Ever have those days…or weeks…when you feel like you can’t pray? For one reason or another. Feels like God is there, of course…He’s always RIGHT there, but your communication lines are down. There is something in the way, and you’re not hearing Him. You don’t doubt that He’s there, just waiting for you to work things out and quiet down enough to have a real conversation with Him. Meanwhile, your brain is whirling and your heart is thumping and your life is calling from all different directions.Or you feel so unworthy, that you doubt He even wants to hear from you.
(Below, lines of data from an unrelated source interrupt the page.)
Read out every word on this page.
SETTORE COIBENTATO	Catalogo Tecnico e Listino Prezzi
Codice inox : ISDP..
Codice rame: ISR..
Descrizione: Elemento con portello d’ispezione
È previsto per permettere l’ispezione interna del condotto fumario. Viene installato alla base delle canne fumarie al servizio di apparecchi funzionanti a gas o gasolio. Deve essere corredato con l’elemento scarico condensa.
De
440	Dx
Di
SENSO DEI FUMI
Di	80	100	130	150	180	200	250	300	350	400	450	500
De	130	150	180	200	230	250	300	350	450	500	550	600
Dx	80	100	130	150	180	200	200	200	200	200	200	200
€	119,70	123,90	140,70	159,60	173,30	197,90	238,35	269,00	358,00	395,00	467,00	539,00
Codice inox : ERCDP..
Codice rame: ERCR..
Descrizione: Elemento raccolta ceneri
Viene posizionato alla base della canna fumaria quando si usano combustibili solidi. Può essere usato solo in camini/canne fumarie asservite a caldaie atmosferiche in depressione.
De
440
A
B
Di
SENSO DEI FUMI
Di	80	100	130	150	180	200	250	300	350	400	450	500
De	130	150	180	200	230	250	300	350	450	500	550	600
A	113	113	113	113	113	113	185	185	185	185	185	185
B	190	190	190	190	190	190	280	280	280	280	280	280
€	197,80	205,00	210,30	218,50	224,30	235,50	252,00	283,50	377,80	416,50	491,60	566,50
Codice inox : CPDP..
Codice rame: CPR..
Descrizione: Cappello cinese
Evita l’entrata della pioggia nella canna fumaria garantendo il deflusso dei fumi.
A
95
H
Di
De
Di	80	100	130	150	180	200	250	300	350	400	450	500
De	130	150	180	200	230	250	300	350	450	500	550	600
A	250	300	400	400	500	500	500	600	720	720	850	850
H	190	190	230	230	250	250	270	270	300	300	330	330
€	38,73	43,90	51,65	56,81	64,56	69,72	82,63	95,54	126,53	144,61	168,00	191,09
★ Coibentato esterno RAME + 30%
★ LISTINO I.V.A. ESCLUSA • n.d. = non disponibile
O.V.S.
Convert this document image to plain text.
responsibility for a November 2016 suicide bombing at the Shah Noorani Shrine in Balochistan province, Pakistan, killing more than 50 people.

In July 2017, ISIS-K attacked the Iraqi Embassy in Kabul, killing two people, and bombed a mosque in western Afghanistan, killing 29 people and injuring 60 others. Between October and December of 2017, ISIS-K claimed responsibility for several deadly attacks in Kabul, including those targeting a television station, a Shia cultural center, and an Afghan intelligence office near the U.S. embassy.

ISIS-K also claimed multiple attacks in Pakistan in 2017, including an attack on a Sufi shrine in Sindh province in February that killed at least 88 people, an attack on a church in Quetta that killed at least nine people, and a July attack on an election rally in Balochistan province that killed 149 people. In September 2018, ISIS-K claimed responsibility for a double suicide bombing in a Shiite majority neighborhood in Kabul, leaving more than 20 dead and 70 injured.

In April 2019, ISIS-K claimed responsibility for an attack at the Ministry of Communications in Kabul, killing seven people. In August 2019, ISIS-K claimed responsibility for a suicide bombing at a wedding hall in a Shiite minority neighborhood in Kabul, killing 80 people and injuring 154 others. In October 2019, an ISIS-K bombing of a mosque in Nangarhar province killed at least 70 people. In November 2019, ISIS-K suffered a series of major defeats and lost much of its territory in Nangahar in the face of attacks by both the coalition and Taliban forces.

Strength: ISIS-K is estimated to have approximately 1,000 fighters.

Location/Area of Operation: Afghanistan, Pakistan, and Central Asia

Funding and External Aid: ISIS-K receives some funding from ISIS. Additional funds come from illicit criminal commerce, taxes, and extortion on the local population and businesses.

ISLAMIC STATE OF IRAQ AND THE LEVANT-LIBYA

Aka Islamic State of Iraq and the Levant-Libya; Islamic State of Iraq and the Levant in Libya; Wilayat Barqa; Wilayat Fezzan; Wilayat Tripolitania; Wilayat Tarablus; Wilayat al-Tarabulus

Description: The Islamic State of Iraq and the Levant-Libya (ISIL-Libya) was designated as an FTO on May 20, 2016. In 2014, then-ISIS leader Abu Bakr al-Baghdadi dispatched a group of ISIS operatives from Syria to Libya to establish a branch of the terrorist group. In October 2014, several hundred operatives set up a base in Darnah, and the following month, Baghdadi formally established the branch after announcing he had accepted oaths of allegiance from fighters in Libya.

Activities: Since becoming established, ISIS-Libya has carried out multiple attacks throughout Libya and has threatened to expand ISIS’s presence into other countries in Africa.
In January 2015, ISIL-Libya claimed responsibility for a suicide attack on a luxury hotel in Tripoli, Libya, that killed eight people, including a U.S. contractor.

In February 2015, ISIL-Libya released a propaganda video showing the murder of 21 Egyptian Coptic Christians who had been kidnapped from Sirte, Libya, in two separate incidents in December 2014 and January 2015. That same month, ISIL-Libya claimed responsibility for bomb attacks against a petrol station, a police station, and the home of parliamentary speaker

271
Those are hard times. But good times. They show me how empty my life is without Him. They force me to focus on Him. They bring me to my knees, in a very gently, persistent, merciful way. And they make me realize how much I love my God all over again.Last week was one of those weeks. Prayer was forced. Bible reading was routine. My heart was numb.
And then I went to church. And I sat there and wondered why I did. I saw that they were planning on having communion that day, and I struggled with wanting to get up and run out of the building. I didn’t feel worthy. I didn’t feel close enough to Yahweh to partake of the body and blood of His Son. And I prayed, “How can I do this??? I can’t! Not now! Not while I’m feeling so distant and unworthy and awkward about it all!”
The preacher was talking about things that seemed completely irrelevant to what I was facing. I struggled against panic, and tried to calmly form an escape plan and excuses in case anyone inquired.
And I prayed.
“I can’t do this. I am not worthy. How could I be worthy?”
And that still, calm, loving voice inside my heart, “Are you limiting Me? Are you limiting my grace and mercy?”
My heart was still. My mind was clear. Is there ANYTHING I could ever do to be worthy? Is it possible for me to make it all okay. NO. It’s Him. It’s all Him. I am nothing without Him. With Him…I am a child of the King. And I am blessed to receive His atonement that makes me worthy.
Why do I let my mind limit what is limitless? His love. His mercy. His grace. It’s limitless. It’s available. It’s amazing.
His love is SO amazing!!!
Through Christ, you can be worthy too! Isn’t that beautiful!!!